J. Piaget vede nel gioco la diretta espressione dell’intelligenza, che si sviluppa secondo
certe tappe e schemi (innati, ma da attivare e potenziare con l’esercizio), ciascuno dei
quali viene consolidato tramite un’indefinita ripetizione (vedi il far cadere a terra ogni
oggetto disponibile). In altre parole, il gioco risponderebbe quasi esclusivamente al
processo di “assimilazione” (cioè all’utilizzo di strumenti già acquisiti), piuttosto che a
quello di “accomodamento” (cioè alla capacità di modificare i propri schemi cognitivi).
Su quest’ultimo aspetto mettono invece l’accento gli esponenti del cognitivismo (come
Bruner), che vedono nel gioco l’occasione per liberarsi dai modelli imposti da una data
situazione fattuale: per il suo carattere di libertà e di “uscita dal contesto”, il gioco
induce l’adozione di nuovi schemi, con sviluppo della creatività. È evidente l’analogia tra
questa funzione del gioco e quella dei linguaggi simbolici in generale: si tratta di
rappresentazioni del reale, che insieme aprono prospettive verso il possibile.
In sintonia con le tesi cognitiviste erano quelle già espresse dagli psicologi della
Gestalt (v. i meccanismi di insight studiati da Wertheimer o da Köhler all’inizio del
Novecento), come pure le successive idee elaborate dall’americano Robert White, che
nel 1959 propone il suo Need for Competence and Autonomy. Quest’ultimo concetto
tende anche a ridurre la distanza tra “gioco” e “lavoro”2 (cfr. le osservazioni iniziali).

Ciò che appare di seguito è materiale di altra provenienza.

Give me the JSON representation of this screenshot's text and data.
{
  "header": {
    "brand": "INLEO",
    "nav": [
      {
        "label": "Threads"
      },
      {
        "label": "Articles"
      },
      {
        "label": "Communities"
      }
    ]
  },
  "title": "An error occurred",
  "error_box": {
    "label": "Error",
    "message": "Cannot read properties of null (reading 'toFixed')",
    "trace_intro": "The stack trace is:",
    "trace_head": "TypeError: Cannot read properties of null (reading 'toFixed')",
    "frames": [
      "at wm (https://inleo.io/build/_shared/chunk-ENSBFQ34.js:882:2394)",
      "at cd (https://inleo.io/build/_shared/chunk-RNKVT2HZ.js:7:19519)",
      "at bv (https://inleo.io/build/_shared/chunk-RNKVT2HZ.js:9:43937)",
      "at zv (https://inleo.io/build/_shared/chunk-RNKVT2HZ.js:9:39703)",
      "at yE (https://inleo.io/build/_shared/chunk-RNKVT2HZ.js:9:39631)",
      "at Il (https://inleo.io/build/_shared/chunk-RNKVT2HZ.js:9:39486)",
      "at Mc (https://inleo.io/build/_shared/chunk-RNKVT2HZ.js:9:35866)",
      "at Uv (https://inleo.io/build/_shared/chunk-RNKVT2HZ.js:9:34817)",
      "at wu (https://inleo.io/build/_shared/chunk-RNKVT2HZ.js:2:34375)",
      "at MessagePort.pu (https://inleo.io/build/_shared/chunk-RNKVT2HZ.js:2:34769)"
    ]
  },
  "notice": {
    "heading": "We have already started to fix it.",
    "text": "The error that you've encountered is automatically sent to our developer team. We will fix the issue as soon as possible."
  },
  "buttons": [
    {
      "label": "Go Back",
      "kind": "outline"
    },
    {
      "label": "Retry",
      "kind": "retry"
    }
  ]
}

TEORIE LUDOCENTRICHE: esprimono la tendenza, in atto nella cultura contemporanea, a
mettere in questione la “serietà” dei modelli antropologici tradizionali, in vista di un
rinnovamento e di una ridefinizione globale dell’uomo e della società umana.
Nel suo libro Homo Ludens (1938), lo storico olandese Johan Huizinga reagisce al
dogma positivistico di un progresso garantito: ogni epoca storica ha la sua struttura e
realizza certi valori (nessuno dei quali può aspirare all’assolutezza). Rifiutando il
concetto di “progresso”, Huizinga parla di un difficile equilibrio della civiltà sull’orlo
della barbarie: egli ritiene essenziale la dialettica serietà / gioco, di cui il secondo
momento (essenziale nella cultura umana) rappresenta l’aspetto dinamico ed antiautoritario, che impedisce la sclerotizzazione dei sistemi politici e sociali.
In questi termini Huizinga interpreta anche la “follia” celebrata da Erasmo. Nell’opera
dedicata a quest’ultimo, egli analizza il tramonto degli ideali umanistici e scorge
nell’Elogio l’anticipazione di una nuova epoca.
Riprendendo le tesi di Huizinga, il francese Roger Caillois propone anche una tipologia
secondo cui ogni gioco sarebbe strutturato da quattro aspetti fondamentali: Alea (la
sorte); Agón (la competizione); Mimicry (la finzione / imitazione); Ilinx (la vertigine).
Egli distingue inoltre due livelli nell’organizzazione del gioco: la Paidìa (caratterizzata
da spontaneità e carenza di regole) e il Ludus (articolato secondo regole precise).
2
Nello stesso anno, lo psicologo americano Frederik Herzberg formula la sua “Motivation-hygiene
Theory”, secondo cui ogni tipo di lavoro presenta, accanto ad aspetti necessitanti (“Hygienefactors”, v. paga, sicurezza, condizioni di lavoro…) una serie di elementi gratificanti (“Motivators”,
vedi responsabilità, sfida, competenza), che incentivano a produrre.